De acordo com o ex-ministro, com a democratização, a estabilização
financeira e a eleição de um líder oriundo das camadas mais pobres da
população, profundamente engajado com a diminuição da desigualdade social,
foram sendo sucessivamente criadas as condições objetivas e subjetivas para o
exercício de um papel próprio e afirmativo do nosso país no cenário
internacional. “Como ministro de Itamar Franco e embaixador de Fernando
Henrique Cardoso, vivenciei alguns dos processos que prepararam o grande salto
dado no governo do presidente Lula.
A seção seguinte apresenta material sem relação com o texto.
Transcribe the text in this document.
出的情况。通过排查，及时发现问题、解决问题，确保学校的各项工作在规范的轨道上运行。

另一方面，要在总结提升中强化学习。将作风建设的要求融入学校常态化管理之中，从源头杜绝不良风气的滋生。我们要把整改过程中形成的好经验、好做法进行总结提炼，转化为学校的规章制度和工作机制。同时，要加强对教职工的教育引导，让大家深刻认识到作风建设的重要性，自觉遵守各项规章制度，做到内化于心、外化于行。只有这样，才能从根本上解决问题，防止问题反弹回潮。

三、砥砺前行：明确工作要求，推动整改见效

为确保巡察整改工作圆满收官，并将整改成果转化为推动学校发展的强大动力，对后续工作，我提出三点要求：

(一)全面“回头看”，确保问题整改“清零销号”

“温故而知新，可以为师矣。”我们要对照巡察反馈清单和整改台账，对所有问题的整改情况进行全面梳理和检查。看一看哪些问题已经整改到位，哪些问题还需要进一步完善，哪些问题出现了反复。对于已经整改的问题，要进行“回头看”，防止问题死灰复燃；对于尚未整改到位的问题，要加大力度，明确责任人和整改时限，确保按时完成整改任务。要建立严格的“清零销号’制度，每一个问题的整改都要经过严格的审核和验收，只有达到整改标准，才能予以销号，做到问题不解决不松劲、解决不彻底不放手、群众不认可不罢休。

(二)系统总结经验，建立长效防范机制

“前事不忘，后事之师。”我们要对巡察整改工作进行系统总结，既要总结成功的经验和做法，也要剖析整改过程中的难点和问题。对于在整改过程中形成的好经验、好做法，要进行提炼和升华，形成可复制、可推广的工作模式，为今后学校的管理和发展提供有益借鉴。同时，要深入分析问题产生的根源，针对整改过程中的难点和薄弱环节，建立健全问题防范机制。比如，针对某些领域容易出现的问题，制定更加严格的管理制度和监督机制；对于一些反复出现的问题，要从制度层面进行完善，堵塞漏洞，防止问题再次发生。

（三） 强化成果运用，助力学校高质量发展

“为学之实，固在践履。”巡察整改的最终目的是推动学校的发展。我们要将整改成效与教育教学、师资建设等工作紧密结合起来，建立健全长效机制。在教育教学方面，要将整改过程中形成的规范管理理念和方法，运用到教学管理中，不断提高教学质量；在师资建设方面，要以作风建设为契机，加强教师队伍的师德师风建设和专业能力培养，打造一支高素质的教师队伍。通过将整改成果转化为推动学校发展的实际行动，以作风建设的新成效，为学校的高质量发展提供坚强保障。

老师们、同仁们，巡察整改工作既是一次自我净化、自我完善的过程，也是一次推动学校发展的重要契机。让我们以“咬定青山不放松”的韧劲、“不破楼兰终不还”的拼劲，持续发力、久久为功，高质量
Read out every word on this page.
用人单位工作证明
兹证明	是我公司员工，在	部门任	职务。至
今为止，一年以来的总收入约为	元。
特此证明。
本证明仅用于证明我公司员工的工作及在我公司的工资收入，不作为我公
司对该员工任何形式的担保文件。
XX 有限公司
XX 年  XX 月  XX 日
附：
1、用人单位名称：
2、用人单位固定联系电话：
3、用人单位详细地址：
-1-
No curto período Itamar,
institucionalizamos o Mercosul e não permitimos que fosse ‘engolido’ pelo
projeto de dominação da Alca”, escreve ele.
Amorim cita que, como embaixador na ONU no governo FHC, atuou, sem que
Brasília objetasse, em favor de uma solução pacífica para a questão do Iraque,
buscando introduzir certo grau de racionalidade no sistema de inspeção de
armamentos e procurando pôr termo ao regime de sanções que penalizava o povo (e
não o governo) iraquiano. “Como embaixador em Genebra e com o apoio do então
ministro da Saúde, José Serra, negociei, em nome do Brasil, a Declaração de
Doha sobre propriedade intelectual e saúde pública, até hoje um marco de
referência na busca de soluções adequadas e acessíveis para enfermidades como a
aids, a malária e a tuberculose”, afirma.
Segundo ele, seria necessário recapitular as posições e iniciativas
tomadas pelo Brasil durante o governo Lula e que levaram o Brasil ao centro do
tabuleiro das grandes negociações internacionais. “Na Alca, paramos uma
negociação injusta, que nos privaria da capacidade de desenvolver políticas
sociais e econômicas necessárias ao nosso desenvolvimento. Na OMC, o Brasil,
junto com a Índia, se tornou um ator incontornável na defesa dos interesses dos
países em desenvolvimento. Não obtivemos o que queríamos na Rodada de Doha, em
virtude da obstinação dos países ricos em manter injustos e nocivos subsídios à
agricultura, mas impedimos um acordo que teria tornado ainda mais
desequilibradas as regras do comércio internacional”, escreve.
O ex-ministro lembra também que na área da paz e segurança, “fomos um
dos pouquíssimos países de fora da região a serem convidados para a Conferência
de Annapolis, nos EUA, que, por algum tempo, pareceu dar uma chance real à paz
no Oriente Médio”. “Juntamente com a Turquia, concluímos com o Irã uma
negociação sobre seu programa nuclear, que abriu caminho para o acordo que
Obama assinaria alguns anos mais tarde (com mais cinco países) com Teerã”,
destaca.
Tudo isso — em diferentes governos e em distintos graus — só foi
possível em razão do respeito que só uma atitude de altivez e independência
propicia, ressaltou. “Excetuados certos espasmos de curta duração, foi somente
no início do governo militar, entre 1964 e 1966, que o Brasil se deixou
conduzir pelo alinhamento acrítico com os EUA. Foi a época das ‘fronteiras
ideológicas’, refutadas de forma explícita no período Geisel/Silveira”,
afirma.
Segundo Amorim, é essa política subserviente, que em nada aproveita ao
país, que se pretende reeditar agora, justamente no momento em que Washington
se isola do mundo, adota atitudes protecionistas no plano econômico e abandona
os instrumentos multilaterais que os próprios EUA ajudaram a criar ao final da
Segunda Guerra Mundial. “Alinhamento automático com Washington (ou com quem
quer que seja) nunca foi boa política. Com Trump, além de um desastre político,
será uma tragédia econômica e moral”, concluiu.